SlimYOLOv3:Narrower,Faster and Better for Real-Time UAV Application
This article is for Yolov3 do the pruning model, given the typical model began pruning process, as shown.
Secondly, the model for a given process yolov3 pruning, as
What is pruning depth model? Like the name of the paper narrower (Narrower), it is necessary to reduce the number of channel model.
Each layer is removed unimportant convolutional channel characteristics. It is necessary to properly assess the importance of the channel characteristics.
Its nature: the scaling factor by imposing channel L1 regularization and trim smaller amount characteristic of the channel layer is achieved convolutional channel sparsity level to obtain SlimYOLOv3.
Figure above process is explained as follows: YOLOv3 sparse After training, to obtain the scale factor of each channel, then channels that remove small scale factor, the resulting model SlimYOLOv3 pruning further fine-tune the data sets, to obtain a detection result, and then proceed to the next a sparse training. The pruning process is iteratively repeated over until the models meet certain conditions, such as pruning rate model certain requirements.
This paper, the authors use the feature fusion technology, introduction of spatial pyramid (SPP) structure, yolov3 made a small change. SPPmodule comprising four parallel maxpooling layer, respectively, nuclear size 1 * 1, 5 * 5, 9 * 9,13 * 13.SPPmodule extraction features can be different receptive field, and then in the passage where they concat dimension.
Between the detection of several up header fifth and sixth convolution convolution added SPPmodule (added to the number of layers between yolo input direction, the fifth and sixth convolution SPPmodule).

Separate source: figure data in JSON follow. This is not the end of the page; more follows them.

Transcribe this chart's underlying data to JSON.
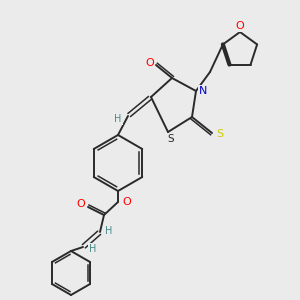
{
  "background_color": "#ebebeb",
  "bond_color": "#2a2a2a",
  "atom_colors": {
    "O": "#ff0000",
    "N": "#0000cd",
    "S_thioxo": "#cccc00",
    "S_ring": "#2a2a2a",
    "H": "#4a8a8a",
    "C": "#2a2a2a"
  },
  "figsize": [
    3.0,
    3.0
  ],
  "dpi": 100
}
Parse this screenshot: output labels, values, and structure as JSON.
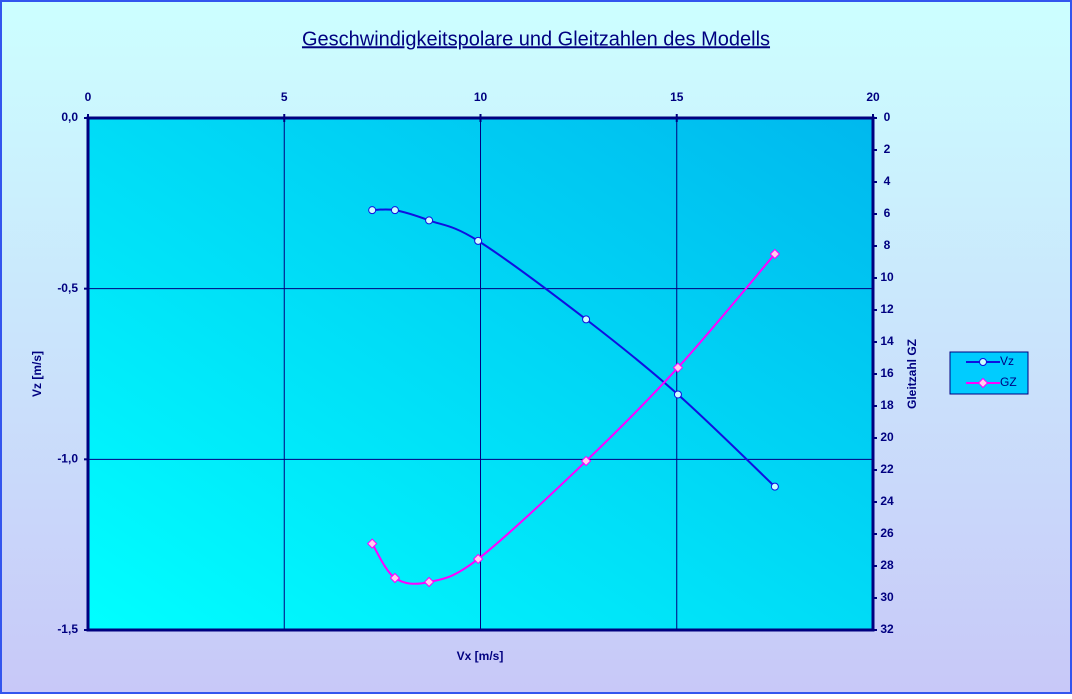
{
  "chart_data": {
    "type": "scatter",
    "title": "Geschwindigkeitspolare und Gleitzahlen des Modells",
    "x_label": "Vx [m/s]",
    "y_label": "Vz [m/s]",
    "y2_label": "Gleitzahl GZ",
    "x": [
      7.24,
      7.82,
      8.69,
      9.94,
      12.69,
      15.03,
      17.5
    ],
    "series": [
      {
        "name": "Vz",
        "color": "#1010e0",
        "values": [
          -0.27,
          -0.27,
          -0.3,
          -0.36,
          -0.59,
          -0.81,
          -1.08
        ]
      },
      {
        "name": "GZ",
        "color": "#ff00ff",
        "axis": "y2",
        "values": [
          26.6,
          28.75,
          29.0,
          27.56,
          21.44,
          15.6,
          8.5
        ]
      }
    ],
    "xlim": [
      0,
      20
    ],
    "xticks": [
      0,
      5,
      10,
      15,
      20
    ],
    "ylim": [
      -1.5,
      0
    ],
    "yticks": [
      {
        "value": 0,
        "label": "0,0"
      },
      {
        "value": -0.5,
        "label": "-0,5"
      },
      {
        "value": -1,
        "label": "-1,0"
      },
      {
        "value": -1.5,
        "label": "-1,5"
      }
    ],
    "y2lim": [
      32,
      0
    ],
    "y2ticks": [
      0,
      2,
      4,
      6,
      8,
      10,
      12,
      14,
      16,
      18,
      20,
      22,
      24,
      26,
      28,
      30,
      32
    ],
    "grid": true,
    "legend": "right"
  }
}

Detection header is output N * N * (3 * ( 4 + 1 + C)), where N * N is the feature map size, C is the number of classes.
sparsity training
yolov3 network structure except the input layer yolo convolutional layer is not bn layer, other layers are convolutional layer bn, bn layer formula:
Equation (1), respectively, a batch of mean and variance, respectively, Training scaling (trainable scale factor) and offset (bias). On direct use to measure the importance of the channel, the importance of using L1 regression to measure, sparsity training objectives formula:
represents L1 return, for balancing the two loss, with a negative gradient method for nonsmooth penalty term L1 optimized author use value size is 0.0001
Channel pruning:
After sparse training, introducing a global threshold to determine which channels are cut features, using the global threshold control all will be minus a few percent. At the same time, the introduction of a local threshold value in order to protect channels within a convolution layer is excessively pruned, to avoid the integrity of the structure of a network connection is damaged.
Fine-tuning
To fine-tune the structure after pruning, to restore accuracy.
Iteratively pruning
Iterative pruning, to prevent over-fitting.
Results and Discussions
Seen from the figure, yolov3-spp3 better than yolov3-spp1, which shows a multi-receptive fields can be effectively extracted features multi-scale depth.
Annex: yolov3-spp3 spp uses three modules, respectively mounted between the 5th and 6th number next three test head.